Still, it is worth noting that none of these moves are especially surprising. As a former lobbyist for the Qatari dictator, Bondi could hardly be a fan of foreign lobbying regulations. Trump himself had previously described the FCPA — the decades-old law that launched the U.S.’s efforts to target corruption — as “horrible.” Trump has long been cozy with those aiding the Kremlin, not least former campaign manager Paul Manafort or former National Security Advisor Mike Flynn. These moves from the new administration are part of broader efforts to dismantle efforts to target white-collar crime that could have been anticipated.
But it is one thing to anticipate them and another to watch them play out in practice. Suddenly, whatever pretense the U.S. had of being an anti-corruption crusader has been decimated. Whatever concerns Russian oligarchs — and related figures elsewhere — might have had about being targeted and prosecuted by U.S. officials have gone up in smoke.

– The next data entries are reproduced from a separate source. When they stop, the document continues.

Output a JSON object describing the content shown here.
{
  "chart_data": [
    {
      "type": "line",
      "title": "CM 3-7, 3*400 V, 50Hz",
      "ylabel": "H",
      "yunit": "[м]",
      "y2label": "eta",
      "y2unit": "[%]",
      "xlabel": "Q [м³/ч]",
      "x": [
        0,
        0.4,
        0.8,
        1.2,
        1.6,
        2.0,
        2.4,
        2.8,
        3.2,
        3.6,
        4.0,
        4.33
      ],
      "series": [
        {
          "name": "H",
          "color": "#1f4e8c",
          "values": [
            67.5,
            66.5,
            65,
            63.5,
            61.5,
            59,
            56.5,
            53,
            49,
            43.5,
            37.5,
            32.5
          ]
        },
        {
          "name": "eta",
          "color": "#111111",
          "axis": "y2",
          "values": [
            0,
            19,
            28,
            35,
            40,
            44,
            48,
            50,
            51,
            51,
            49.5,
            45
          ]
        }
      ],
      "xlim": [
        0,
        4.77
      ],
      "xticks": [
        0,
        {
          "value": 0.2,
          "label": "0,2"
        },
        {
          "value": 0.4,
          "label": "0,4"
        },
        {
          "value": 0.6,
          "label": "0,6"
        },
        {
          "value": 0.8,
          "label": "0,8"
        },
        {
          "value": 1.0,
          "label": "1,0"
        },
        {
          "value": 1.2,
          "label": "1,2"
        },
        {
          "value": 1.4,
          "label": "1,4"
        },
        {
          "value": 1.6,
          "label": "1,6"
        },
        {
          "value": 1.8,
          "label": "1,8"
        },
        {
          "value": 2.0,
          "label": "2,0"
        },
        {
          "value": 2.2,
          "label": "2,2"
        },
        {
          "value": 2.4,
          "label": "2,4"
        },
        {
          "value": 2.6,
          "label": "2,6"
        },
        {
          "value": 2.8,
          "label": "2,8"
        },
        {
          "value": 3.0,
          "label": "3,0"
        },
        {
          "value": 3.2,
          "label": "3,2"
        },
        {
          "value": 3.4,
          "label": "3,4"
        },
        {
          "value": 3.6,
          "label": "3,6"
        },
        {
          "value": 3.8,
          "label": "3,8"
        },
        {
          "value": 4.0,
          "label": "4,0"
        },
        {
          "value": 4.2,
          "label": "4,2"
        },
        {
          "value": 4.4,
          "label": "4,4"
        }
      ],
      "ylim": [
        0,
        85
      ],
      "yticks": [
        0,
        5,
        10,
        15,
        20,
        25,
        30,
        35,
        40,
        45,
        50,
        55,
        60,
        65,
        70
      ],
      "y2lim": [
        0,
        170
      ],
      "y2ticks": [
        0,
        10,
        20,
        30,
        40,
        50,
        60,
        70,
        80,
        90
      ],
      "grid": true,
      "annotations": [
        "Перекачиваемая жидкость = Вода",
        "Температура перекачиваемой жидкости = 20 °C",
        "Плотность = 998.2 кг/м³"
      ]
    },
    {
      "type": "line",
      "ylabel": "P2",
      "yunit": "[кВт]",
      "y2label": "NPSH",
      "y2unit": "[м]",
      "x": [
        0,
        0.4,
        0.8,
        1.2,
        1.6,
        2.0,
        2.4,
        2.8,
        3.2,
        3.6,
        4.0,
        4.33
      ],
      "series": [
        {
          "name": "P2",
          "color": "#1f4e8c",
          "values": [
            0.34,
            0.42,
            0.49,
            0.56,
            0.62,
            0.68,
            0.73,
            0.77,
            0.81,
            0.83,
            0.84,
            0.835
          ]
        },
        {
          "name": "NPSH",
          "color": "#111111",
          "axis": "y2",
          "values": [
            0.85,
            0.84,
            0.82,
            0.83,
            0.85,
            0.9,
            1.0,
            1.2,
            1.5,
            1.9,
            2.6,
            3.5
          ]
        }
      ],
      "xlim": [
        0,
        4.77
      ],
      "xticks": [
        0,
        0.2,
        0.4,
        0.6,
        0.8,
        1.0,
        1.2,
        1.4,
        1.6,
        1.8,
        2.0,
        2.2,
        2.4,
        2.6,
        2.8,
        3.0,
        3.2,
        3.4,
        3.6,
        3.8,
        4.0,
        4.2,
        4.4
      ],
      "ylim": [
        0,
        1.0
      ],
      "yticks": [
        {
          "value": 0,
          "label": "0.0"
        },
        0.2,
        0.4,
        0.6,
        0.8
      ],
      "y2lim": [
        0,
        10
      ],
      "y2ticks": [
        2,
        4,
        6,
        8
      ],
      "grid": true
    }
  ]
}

If there is a silver lining to these moves, it is that they could all be reversed by a future administration. The legislation behind FCPA and FARA has not been eliminated, meaning that they remain the law of the land, even if they will be largely unenforced. Given how the moves have made the likelihood of massive, sprawling foreign influence campaigns much likelier, it is entirely possible that a future scandal will spur reforms and even the return of the FBI’s foreign influence task force and other kleptocracy initiatives. This is, what happened in both the 1970s (when Watergate helped spark anti-corruption reforms like the FCPA) and the 2010s, when Trump’s first election prompted prosecutors to start enforcing FARA.

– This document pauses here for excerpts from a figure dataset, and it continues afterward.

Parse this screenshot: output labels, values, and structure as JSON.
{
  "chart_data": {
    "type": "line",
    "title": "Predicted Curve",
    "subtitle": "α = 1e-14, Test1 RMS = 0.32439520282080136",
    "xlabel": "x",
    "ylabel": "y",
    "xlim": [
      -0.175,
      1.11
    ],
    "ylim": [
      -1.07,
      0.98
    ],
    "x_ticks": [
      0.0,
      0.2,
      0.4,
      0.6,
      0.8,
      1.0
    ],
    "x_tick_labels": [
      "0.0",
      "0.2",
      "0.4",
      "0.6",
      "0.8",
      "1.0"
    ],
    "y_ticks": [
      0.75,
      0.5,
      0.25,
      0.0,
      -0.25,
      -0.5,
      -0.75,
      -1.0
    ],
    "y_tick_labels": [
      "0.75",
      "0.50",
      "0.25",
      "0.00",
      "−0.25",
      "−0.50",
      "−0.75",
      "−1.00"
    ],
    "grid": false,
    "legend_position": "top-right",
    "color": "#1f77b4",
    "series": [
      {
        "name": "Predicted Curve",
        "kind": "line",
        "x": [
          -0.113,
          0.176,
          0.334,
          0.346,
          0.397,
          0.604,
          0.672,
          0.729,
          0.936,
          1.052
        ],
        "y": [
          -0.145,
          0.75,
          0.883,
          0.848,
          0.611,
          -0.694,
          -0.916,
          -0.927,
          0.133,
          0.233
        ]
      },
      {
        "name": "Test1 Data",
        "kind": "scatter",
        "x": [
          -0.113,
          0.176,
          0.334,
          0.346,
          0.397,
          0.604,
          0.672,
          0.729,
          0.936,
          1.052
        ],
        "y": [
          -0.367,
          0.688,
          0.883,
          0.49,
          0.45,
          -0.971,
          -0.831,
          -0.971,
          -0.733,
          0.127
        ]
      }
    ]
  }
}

That, though, is small comfort to those watching the U.S.’s anti-kleptocracy efforts dissolve in real-time. Other democratic countries can, and should, try to pick up the slack. Places like the European Union should finally pass legislation bringing transparency to foreign lobbyists. Countries like the U.K. and Canada should beef up their prosecutorial teams as much as possible to target oligarchs. Democratic countries around the world should be talking, right now, about creating their own task forces to tackle kleptocracy and putting those plans into action.
But for years the U.S. led the charge, both in terms of prosecutions and assets returned. Now, there is a gigantic hole in the middle of the world’s counter-kleptocracy efforts. The only ones rubbing their hands in glee as a result are the kleptocrats, oligarchs, and dictators suddenly watching the field open up in front of them, knowing that they will never be caught.